According to the Guardian, the agreement specifically tasked the eight guarantors with paying the purchase price to the vendors on the bank's behalf.
The bank's advocates argued that the High Court's decision to extend the obligation to the bank amounted to rewriting the contract between the parties.
They also said that, as a lender Guardian Bank was an easy target for the former shareholders of Guilders. The ruling clarifies the enforceability of guarantee agreements in corporate acquisitions.
Legal costs
The judges also set aside a High Court order requiring Guardian to pay all legal costs.

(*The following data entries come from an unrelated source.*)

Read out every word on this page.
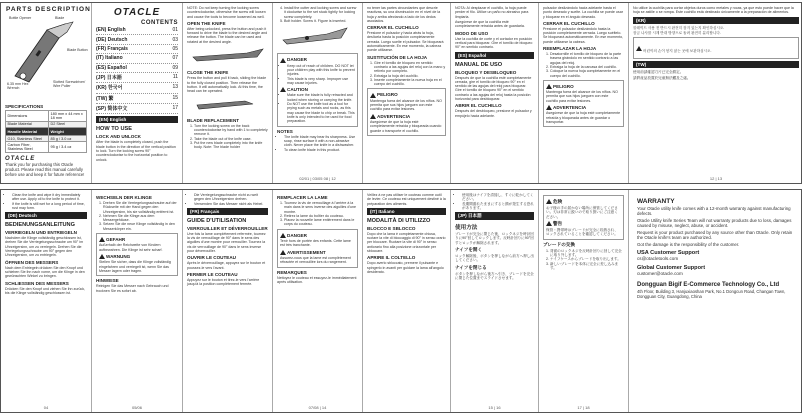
PARTS DESCRIPTION
Bottle Opener	Blade
Blade Button
Slotted Screwdriver/ Wire Puller
6.35 mm Hex Wrench
SPECIFICATIONS
Dimensions	180 mm x 44 mm x 18 mm
Blade Material	D2 Steel
Handle Material	Weight
G10, Stainless Steel	85 g / 3.0 oz
Carbon Fiber, Stainless Steel	95 g / 3.4 oz
OTACLE
Thank you for purchasing this Otacle product. Please read this manual carefully before use and keep it for future reference!
OTACLE
CONTENTS
(EN) English	01
(DE) Deutsch	03
(FR) Français	05
(IT) Italiano	07
(ES) Español	09
(JP) 日本語	11
(KR) 한국어	13
(TW) 繁	15
(SP) 简体中文	17
(EN) English
HOW TO USE
LOCK AND UNLOCK
After the blade is completely closed, push the blade button in the direction of the vertical position to lock. Turn the locking screw 90° counterclockwise to the horizontal position to unlock.
NOTE: Do not keep turning the locking screw counterclockwise, otherwise the screw will loosen and cause the tools to become loosened as well.
OPEN THE KNIFE
After being unlocked, press the button and push it forward to drive the blade to the desired angle and release the button. The blade can be used and rotated at the desired angle.
CLOSE THE KNIFE
Press the button and pull it back, sliding the blade to the fully closed position. Then release the button. It will automatically lock. At this time, the head can be operated.
BLADE REPLACEMENT
1. Turn the locking screw on the back counterclockwise by hand with 1 to completely remove it.
2. Take the blade out of the knife case.
3. Put the new blade completely into the knife body. Note: The blade holder
4. Install the cutter and locking screw and screw it clockwise to the set stuck tightly for locking screw completely.
5. Bolt holder. Screw it. Figure is inserted.
DANGER
• Keep out of reach of children. DO NOT let your children play with this knife to prevent injuries.
• This blade is very sharp. Improper use may cause injuries.
CAUTION
• Make sure the blade is fully retracted and locked when storing or carrying the knife.
• Do NOT use the knife tool as a tool for prying such as metals and rocks, as this may cause the blade to chip or break. This knife is only intended to be used for food preparation.
NOTES
• The knife blade may bear its sharpness. Use soap, rinse surface it with a non-abrasive cloth. Never place the knife in a dishwasher.
• To clean knife blade in this product.
02/01 | 03/05 08 | 12
no tener las partes circundantes que descrie reactivas, su una disminución en el nivel de la hoja y arriba afectando a lado de los dedos asociados.
CERRAR EL CUCHILLO
Presione el pulsador y hacia atrás la hoja, deslícela hasta la posición completamente cerrada. Luego suelte el pulsador. Se bloqueará automáticamente. En ese momento, la cabeza puede utilizarse.
SUSTITUCIÓN DE LA HOJA
1. Gire el tornillo de bloqueo en sentido contrario a las agujas del reloj con la mano y retírelo por completo.
2. Extraiga la hoja del cuchillo.
3. Inserte completamente la nueva hoja en el cuerpo del cuchillo.
PELIGRO
Mantenga fuera del alcance de los niños. NO permita que sus hijos jueguen con este cuchillo para evitar lesiones.
ADVERTENCIA
Asegúrese de que la hoja esté completamente retraída y bloqueada cuando guarde o transporte el cuchillo.
NOTA: Al desplazar el cuchillo, la hoja puede perder el filo. Utilice un paño no abrasivo para limpiarla.
Asegúrese de que la cuchilla esté completamente retraída antes de guardarla.
MODO DE USO
Use la cuchilla de corte y el cortador en posición vertical para bloquear. Gire el tornillo de bloqueo 90° en sentido contrario.
(ES) Español
MANUAL DE USO
BLOQUEO Y DESBLOQUEO
Después de que la cuchilla esté completamente cerrada, gire el tornillo de bloqueo 90° en el sentido de las agujas del reloj para bloquear. Gire el tornillo de bloqueo 90° en el sentido contrario a las agujas del reloj hasta la posición horizontal para desbloquear.
ABRIR EL CUCHILLO
Después del desbloqueo, presione el pulsador y empújelo hacia adelante.
pulsador deslizándolo hacia adelante hasta el punto deseado y suelte. La cuchilla se puede usar y bloquear en el ángulo deseado.
CERRAR EL CUCHILLO
Presione el pulsador deslizándolo hasta la posición completamente cerrada. Luego suéltelo. Se bloqueará automáticamente. En ese momento, puede utilizarse la cabeza.
REEMPLAZAR LA HOJA
1. Desatornille el tornillo de bloqueo de la parte trasera girándolo en sentido contrario a las agujas del reloj.
2. Extraiga la hoja de la carcasa del cuchillo.
3. Coloque la nueva hoja completamente en el cuerpo del cuchillo.
PELIGRO
Mantenga fuera del alcance de los niños. NO permita que sus hijos jueguen con este cuchillo para evitar lesiones.
ADVERTENCIA
Asegúrese de que la hoja esté completamente retraída y bloqueada antes de guardar o transportar.
No utilice la cuchilla para cortar objetos duros como metales y rocas, ya que esto puede hacer que la hoja se astille o se rompa. Este cuchillo está destinado únicamente a la preparación de alimentos.
(KR)
블레이드 사용 전 반드시 완전히 잠겨 있는지 확인하십시오.
잠금 나사를 시계 반대 방향으로 돌려 완전히 분리합니다.
어린이의 손이 닿지 않는 곳에 보관하십시오.
(TW)
使用前請確認刀片已完全鎖定。
請將產品放置於兒童無法觸及之處。
12 | 13
• Clean the knife and wipe it dry immediately after use. Apply oil to the knife to protect it.
• If the knife is still wet for a long period of time, rust may form.
(DE) Deutsch
BEDIENUNGSANLEITUNG
VERRIEGELN UND ENTRIEGELN
Nachdem die Klinge vollständig geschlossen ist, drehen Sie die Verriegelungsschraube um 90° im Uhrzeigersinn, um zu verriegeln. Drehen Sie die Verriegelungsschraube um 90° gegen den Uhrzeigersinn, um zu entriegeln.
ÖFFNEN DES MESSERS
Nach dem Entriegeln drücken Sie den Knopf und schieben Sie ihn nach vorne, um die Klinge in den gewünschten Winkel zu bringen.
SCHLIESSEN DES MESSERS
Drücken Sie den Knopf und ziehen Sie ihn zurück, bis die Klinge vollständig geschlossen ist.
04
WECHSELN DER KLINGE
1. Drehen Sie die Verriegelungsschraube auf der Rückseite mit der Hand gegen den Uhrzeigersinn, bis sie vollständig entfernt ist.
2. Nehmen Sie die Klinge aus dem Messergehäuse.
3. Setzen Sie die neue Klinge vollständig in den Messerkörper ein.
GEFAHR
Außerhalb der Reichweite von Kindern aufbewahren. Die Klinge ist sehr scharf.
WARNUNG
Stellen Sie sicher, dass die Klinge vollständig eingefahren und verriegelt ist, wenn Sie das Messer lagern oder tragen.
HINWEISE
Reinigen Sie das Messer nach Gebrauch und trocknen Sie es sofort ab.
05/06
• Die Verriegelungsschraube nicht zu weit gegen den Uhrzeigersinn drehen.
• Verwenden Sie das Messer nicht als Hebel.
(FR) Français
GUIDE D'UTILISATION
VERROUILLER ET DÉVERROUILLER
Une fois la lame complètement refermée, tournez la vis de verrouillage de 90° dans le sens des aiguilles d'une montre pour verrouiller. Tournez la vis de verrouillage de 90° dans le sens inverse pour déverrouiller.
OUVRIR LE COUTEAU
Après le déverrouillage, appuyez sur le bouton et poussez-le vers l'avant.
FERMER LE COUTEAU
Appuyez sur le bouton et tirez-le vers l'arrière jusqu'à la position complètement fermée.
REMPLACER LA LAME
1. Tournez la vis de verrouillage à l'arrière à la main dans le sens inverse des aiguilles d'une montre.
2. Retirez la lame du boîtier du couteau.
3. Placez la nouvelle lame entièrement dans le corps du couteau.
DANGER
Tenir hors de portée des enfants. Cette lame est très tranchante.
AVERTISSEMENT
Assurez-vous que la lame est complètement rétractée et verrouillée lors du rangement.
REMARQUES
Nettoyez le couteau et essuyez-le immédiatement après utilisation.
07/08 | 14
Veillez à ne pas utiliser le couteau comme outil de levier. Ce couteau est uniquement destiné à la préparation des aliments.
(IT) Italiano
MODALITÀ DI UTILIZZO
BLOCCO E SBLOCCO
Dopo che la lama è completamente chiusa, ruotare la vite di bloccaggio di 90° in senso orario per bloccare. Ruotare la vite di 90° in senso antiorario fino alla posizione orizzontale per sbloccare.
APRIRE IL COLTELLO
Dopo averlo sbloccato, premere il pulsante e spingerlo in avanti per guidare la lama all'angolo desiderato.
• 使用後はナイフを清掃し、すぐに乾かしてください。
• 長期間濡れたままにすると錆が発生する恐れがあります。
(JP) 日本語
使用方法
ブレードが完全に閉じた後、ロックネジを時計回りに90°回してロックします。反時計回りに90°回すとロックが解除されます。
ナイフを開く
ロック解除後、ボタンを押しながら前方へ押し出してください。
ナイフを閉じる
ボタンを押しながら後方へ引き、ブレードを完全に閉じた位置までスライドさせます。
15 | 16
危険
お子様の手の届かない場所に保管してください。刃は非常に鋭いので取り扱いにご注意ください。
警告
保管・携帯時はブレードが完全に収納され、ロックされていることを確認してください。
ブレードの交換
1. 背面のロックネジを反時計回りに回して完全に取り外します。
2. ナイフケースからブレードを取り出します。
3. 新しいブレードを本体に完全に差し込みます。
17 | 18
WARRANTY
Your Otacle utility knife comes with a 12-month warranty against manufacturing defects.
Otacle Utility knife Series Team will not warranty products due to loss, damages caused by misuse, neglect, abuse, or accident.
Request is your product purchased by any source other than Otacle. Only retain the Otacle knife's team are authorized.
Got the damage is the responsibility of the customer.
USA Customer Support
cs@otacletools.com
Global Customer Support
customer@otacle.com
Dongguan Bigif E-Commerce Technology Co., Ltd
4th Floor, Building 3, Hanjuxiaoshan Park, No.1 Dongcun Road, Changan Town, Dongguan City, Guangdong, China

Instead, the bank will cover a quarter of the costs, with the guarantors shouldering the rest.
“The first appellant (Guardian) shall bear one quarter of the respondents’ entire costs, while the second to ninth appellants (Guardian purchasers) shall bear three quarters of the respondents’ costs of the appeal and in the court below,” the ruling stated.
Additionally, the court reversed a High Court order compelling Guardian to return securities worth Sh380 million. It directed that only the securities specified in the sale agreement be returned—excluding four parcels of land that had already been sold with Guilders’ directors’ approval.
“There can be no justification for the inclusion of the four securities because the respondents neither alleged nor proved that the approval they gave was obtained by misrepresentation, coercion, fraud, or mistake,” the judges noted. “In any event, the securities are now in the hands of third parties who were not parties to the proceedings and cannot be condemned unheard.”
Guardian’s counterclaim—seeking Sh799.8 million in damages for breach of contract, misrepresentation, and unrecoverable loans—was dismissed for lack of proof.
The bank argued that Guilders’ shareholders overstated the value of its loan portfolio, leaving a shortfall of Sh439.9 million and undisclosed liabilities of Sh6 million. However, the court found no evidence to support the claims.
Guardian Bank, incorporated in 1992 as Euro Finance Limited and converted to a commercial bank in 1996, with branches in Nairobi, Mombasa, Kisumu, and Eldoret.